Nome científico: Achyrocline satureoides (LAM) D.C.
Sinonímia Científica: N/A
Nome popular: Macela, marcela, macela amarela, macela da terra, chá de lagoa, losna do mato.
Família: Asteraceae.
Parte Utilizada: Flores
Composição Química: Flavonóides (quercetina, luteolina, galangina, isognafalina); ésteres da calerianina com ácido cafeico e ácido protocatéquico; óleo essencial; saponinas triterpênicas.
Formula molecular: N/A
Peso molecular: N/A
A macela é uma planta anual, herbácea, aromática, com inflorescências terminais e axilares, na forma de capítulos, contendo muitas flores amarelas. É uma planta daninha muito comum em pastagens, beira de estradas e terrenos baldios, conferindo aos mesmos coloração palha característica. Originária da América do Sul, cresce em todo o Brasil, exceto na região amazônica.

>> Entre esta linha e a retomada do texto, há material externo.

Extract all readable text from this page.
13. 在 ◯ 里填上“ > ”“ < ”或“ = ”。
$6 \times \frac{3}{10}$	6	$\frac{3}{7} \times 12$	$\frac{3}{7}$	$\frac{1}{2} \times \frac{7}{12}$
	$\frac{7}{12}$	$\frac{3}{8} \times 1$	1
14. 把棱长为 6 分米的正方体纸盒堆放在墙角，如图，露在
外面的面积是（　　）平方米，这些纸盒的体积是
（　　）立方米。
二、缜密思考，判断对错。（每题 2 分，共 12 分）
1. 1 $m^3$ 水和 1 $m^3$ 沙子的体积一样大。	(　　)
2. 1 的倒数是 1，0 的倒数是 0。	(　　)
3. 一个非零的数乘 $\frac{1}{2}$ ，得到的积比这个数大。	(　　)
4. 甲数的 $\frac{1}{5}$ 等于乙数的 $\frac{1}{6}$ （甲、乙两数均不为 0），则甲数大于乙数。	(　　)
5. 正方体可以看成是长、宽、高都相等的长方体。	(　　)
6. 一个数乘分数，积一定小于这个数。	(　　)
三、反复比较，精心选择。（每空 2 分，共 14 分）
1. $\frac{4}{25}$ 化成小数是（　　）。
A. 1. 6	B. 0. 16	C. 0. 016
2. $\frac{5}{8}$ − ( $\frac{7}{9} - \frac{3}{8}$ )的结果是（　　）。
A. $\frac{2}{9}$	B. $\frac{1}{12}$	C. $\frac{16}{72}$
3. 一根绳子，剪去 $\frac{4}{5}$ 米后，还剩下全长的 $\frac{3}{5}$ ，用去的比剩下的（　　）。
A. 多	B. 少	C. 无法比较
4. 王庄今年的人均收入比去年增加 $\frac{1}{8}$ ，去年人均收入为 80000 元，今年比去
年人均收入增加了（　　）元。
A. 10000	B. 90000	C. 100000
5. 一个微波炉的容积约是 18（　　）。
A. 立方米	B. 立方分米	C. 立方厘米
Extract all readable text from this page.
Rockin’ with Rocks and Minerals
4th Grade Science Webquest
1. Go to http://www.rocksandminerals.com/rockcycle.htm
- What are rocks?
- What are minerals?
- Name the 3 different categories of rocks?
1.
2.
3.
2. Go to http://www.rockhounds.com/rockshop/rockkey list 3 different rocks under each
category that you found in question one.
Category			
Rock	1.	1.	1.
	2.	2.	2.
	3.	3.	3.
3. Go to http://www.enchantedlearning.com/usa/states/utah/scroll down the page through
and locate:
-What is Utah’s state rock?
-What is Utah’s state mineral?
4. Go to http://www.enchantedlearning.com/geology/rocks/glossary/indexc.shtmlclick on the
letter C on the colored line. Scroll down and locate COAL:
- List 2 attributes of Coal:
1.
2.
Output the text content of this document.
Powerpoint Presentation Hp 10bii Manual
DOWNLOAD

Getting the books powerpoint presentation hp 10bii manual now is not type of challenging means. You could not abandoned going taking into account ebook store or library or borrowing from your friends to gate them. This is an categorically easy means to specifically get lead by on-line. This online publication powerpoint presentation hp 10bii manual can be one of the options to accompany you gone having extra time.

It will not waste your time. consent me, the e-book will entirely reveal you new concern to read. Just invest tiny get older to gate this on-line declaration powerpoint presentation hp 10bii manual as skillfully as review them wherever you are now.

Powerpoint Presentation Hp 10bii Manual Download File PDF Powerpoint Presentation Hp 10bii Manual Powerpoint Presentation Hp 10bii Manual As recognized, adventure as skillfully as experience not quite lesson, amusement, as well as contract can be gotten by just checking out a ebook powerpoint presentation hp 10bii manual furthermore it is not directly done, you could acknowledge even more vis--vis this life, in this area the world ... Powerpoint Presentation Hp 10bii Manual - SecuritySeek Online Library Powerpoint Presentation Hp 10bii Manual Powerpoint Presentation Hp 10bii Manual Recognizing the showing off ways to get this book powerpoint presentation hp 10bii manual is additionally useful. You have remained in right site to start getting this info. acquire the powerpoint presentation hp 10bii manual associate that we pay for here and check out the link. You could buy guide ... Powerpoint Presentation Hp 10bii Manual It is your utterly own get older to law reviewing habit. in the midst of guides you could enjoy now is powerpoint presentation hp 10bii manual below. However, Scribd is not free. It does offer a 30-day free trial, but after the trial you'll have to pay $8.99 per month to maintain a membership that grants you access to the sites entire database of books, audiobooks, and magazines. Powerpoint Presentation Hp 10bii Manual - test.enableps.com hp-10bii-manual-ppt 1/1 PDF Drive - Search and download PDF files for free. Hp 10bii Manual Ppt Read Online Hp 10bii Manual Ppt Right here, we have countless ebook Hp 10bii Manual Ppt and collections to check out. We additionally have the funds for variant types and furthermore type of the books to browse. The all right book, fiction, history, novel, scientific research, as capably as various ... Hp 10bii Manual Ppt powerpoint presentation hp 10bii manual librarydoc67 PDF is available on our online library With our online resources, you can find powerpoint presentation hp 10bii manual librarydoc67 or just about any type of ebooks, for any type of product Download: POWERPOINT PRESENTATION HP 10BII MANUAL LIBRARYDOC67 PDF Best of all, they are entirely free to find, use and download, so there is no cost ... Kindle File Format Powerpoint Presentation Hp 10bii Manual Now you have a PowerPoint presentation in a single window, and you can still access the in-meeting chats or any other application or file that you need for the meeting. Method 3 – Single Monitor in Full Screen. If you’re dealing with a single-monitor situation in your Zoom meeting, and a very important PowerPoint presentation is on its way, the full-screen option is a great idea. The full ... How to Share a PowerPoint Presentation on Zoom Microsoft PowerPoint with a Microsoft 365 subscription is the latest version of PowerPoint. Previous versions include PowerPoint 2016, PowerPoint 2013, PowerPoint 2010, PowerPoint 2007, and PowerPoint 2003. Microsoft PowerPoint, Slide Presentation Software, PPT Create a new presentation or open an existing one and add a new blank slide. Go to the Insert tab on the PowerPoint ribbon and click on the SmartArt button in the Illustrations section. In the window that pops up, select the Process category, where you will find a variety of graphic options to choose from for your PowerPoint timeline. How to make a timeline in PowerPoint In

Indicações e Ação Farmacológica
Tem ação anti-inflamatória, calmante, bactericida, antidiarreica, miorrelaxante, antiespasmódica, digestiva, estomáquica, emenagoga e antiviral. Os flavonoides atuam como estimulantes da circulação, reduzindo a fragilidade dos capilares. Sua pronta absorção através da camada cutânea da pele tem demonstrado aumentar a circulação sanguínea periférica. Em pesquisas realizadas com o extrato aquoso, foram demonstradas as atividades colinolítica e miorrelaxante. É indicada como calmante, para problemas digestivos (flatulências, má digestão, colecistite, diarreias, cólicas abdominais, azia), contrações musculares bruscas e inflamações. Também é utilizada como fitocosmético para estimular a circulação capilar, contra quedas de cabelos e para clarear cabelos.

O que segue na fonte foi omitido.